You can add Dynegy to the list with prosecutors now recommending a 15-year sentence for Jamie Olis for his part in the scandal where a bogus transaction was used to inflate the Houston energy company's cash flow numbers.

Meanwhile, Tom Blumer's BizzyBlog has announced its We're Out of Control And Sarbanes Oxley Should Apply To Us Awards for 2005. The winner is the US Government for its sloppy financial reporting. The US Government Accountability Office (GAO) gets a mention for being clueless and not knowing what the hell's happening in some agencies. If the Government can't set the example, what are corporates going to do?

The BizzyBlog post raises the question of why this sort of stuff still happens years after new laws were introduced around the world to stop financial shenanigans. If you want some disturbing clues, check the latest report from the Canadian Public Accountability Board, On Quality Inspections of Public Accounting Firms.

The report says some audit firms denied CPAB full access to documents, claiming these were subject to legal privilege.

"In one firm, the documents removed by engagement teams from certain audit files on the basis of legal privilege included memos to file, Power Point presentations, inter office memos and other documents that clearly had not been written for the purpose of obtaining legal advice, which could have rendered them subject to legal privilege". Translation: the auditors were lying.

The report also noted that compliance audits of partners in all firms turned up poor results. In each of the four firms, more than half of the people subject to audit were found to be in breach of the firm's policies.
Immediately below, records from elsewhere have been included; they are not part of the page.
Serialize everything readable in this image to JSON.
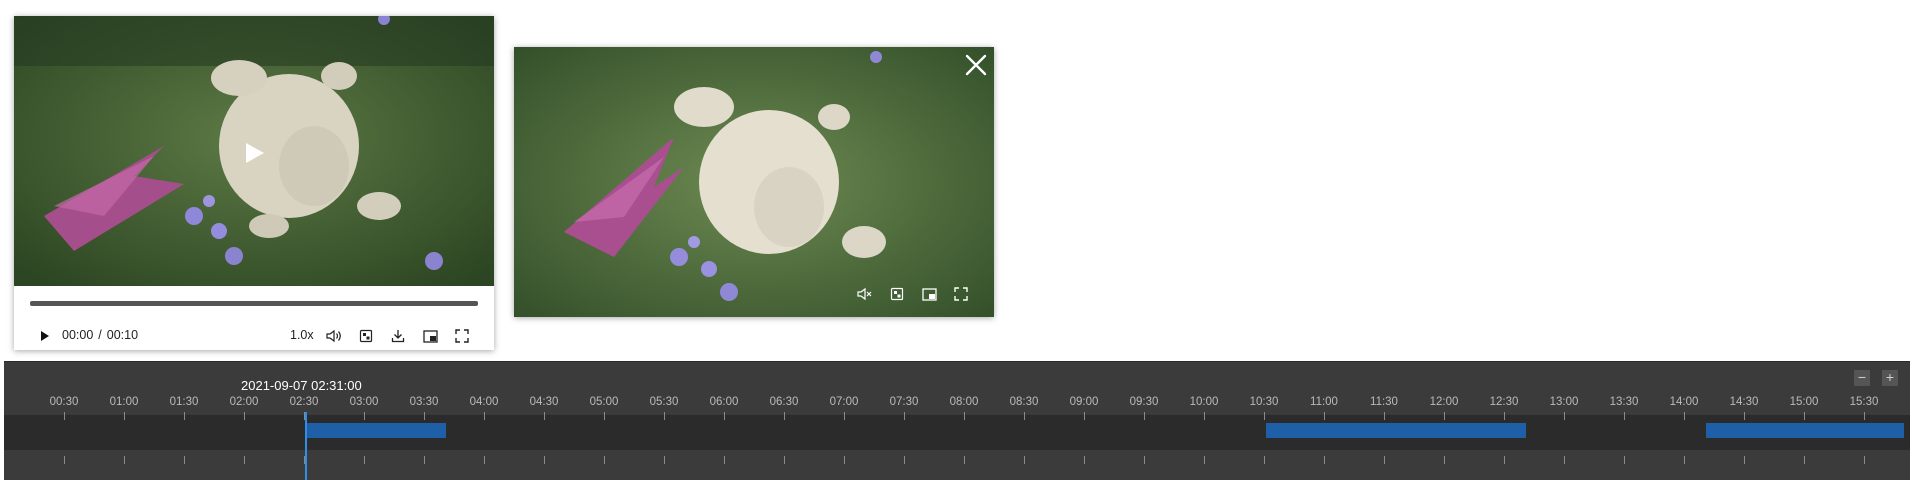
{
  "player": {
    "current_time": "00:00",
    "duration": "00:10",
    "separator": "/",
    "progress": 0,
    "speed": "1.0x"
  },
  "icons": {
    "big_play": "play-icon",
    "play": "play-icon",
    "volume": "volume-icon",
    "snapshot": "snapshot-icon",
    "download": "download-icon",
    "pip": "picture-in-picture-icon",
    "fullscreen": "fullscreen-icon",
    "close": "close-icon",
    "muted": "volume-muted-icon"
  },
  "timeline": {
    "cursor_time": "2021-09-07 02:31:00",
    "labels": [
      "00:30",
      "01:00",
      "01:30",
      "02:00",
      "02:30",
      "03:00",
      "03:30",
      "04:00",
      "04:30",
      "05:00",
      "05:30",
      "06:00",
      "06:30",
      "07:00",
      "07:30",
      "08:00",
      "08:30",
      "09:00",
      "09:30",
      "10:00",
      "10:30",
      "11:00",
      "11:30",
      "12:00",
      "12:30",
      "13:00",
      "13:30",
      "14:00",
      "14:30",
      "15:00",
      "15:30"
    ],
    "recordings": [
      {
        "start": "02:31",
        "end": "03:41"
      },
      {
        "start": "10:31",
        "end": "12:41"
      },
      {
        "start": "14:11",
        "end": "15:50"
      }
    ],
    "zoom_out": "−",
    "zoom_in": "+"
  },
  "colors": {
    "accent": "#2f8fe8",
    "recording": "#1f5fa8",
    "timeline_bg": "#3b3b3b"
  }
}
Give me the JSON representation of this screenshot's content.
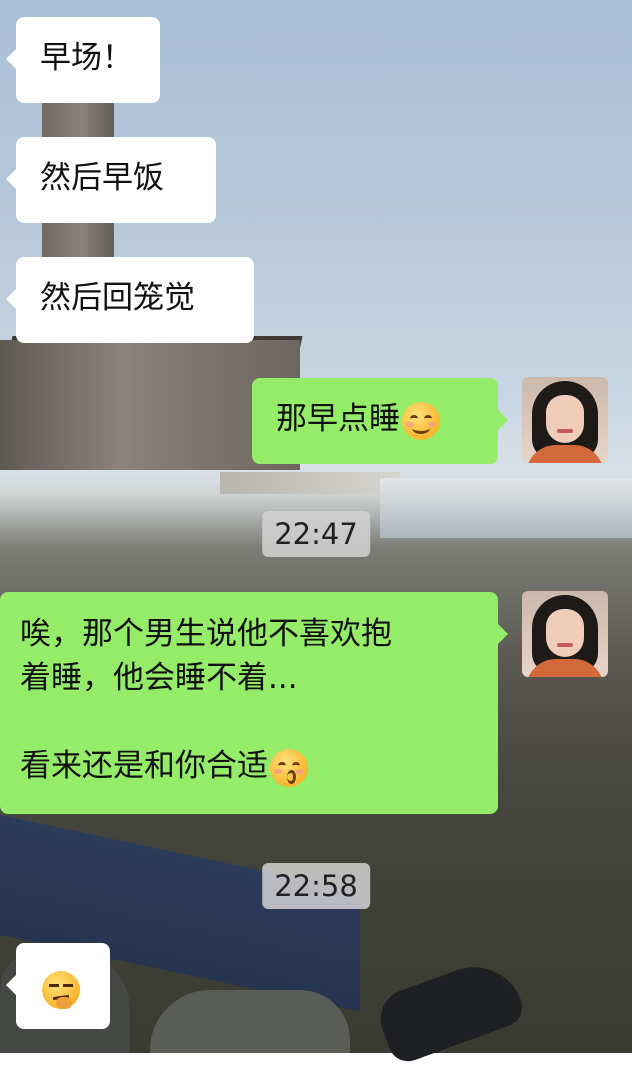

That also includes cases where partners had investments in clients.

It also noted with some alarm the increasing use of engagement letters with "liability caps", little deals that stop clients from suing auditors when they run into accounting problems, something I have blogged on here and here.

There are all sorts of reasons why you can't banish corporate fraud. But while auditors continue to support clients interests over shareholders, the problem is not going to go away.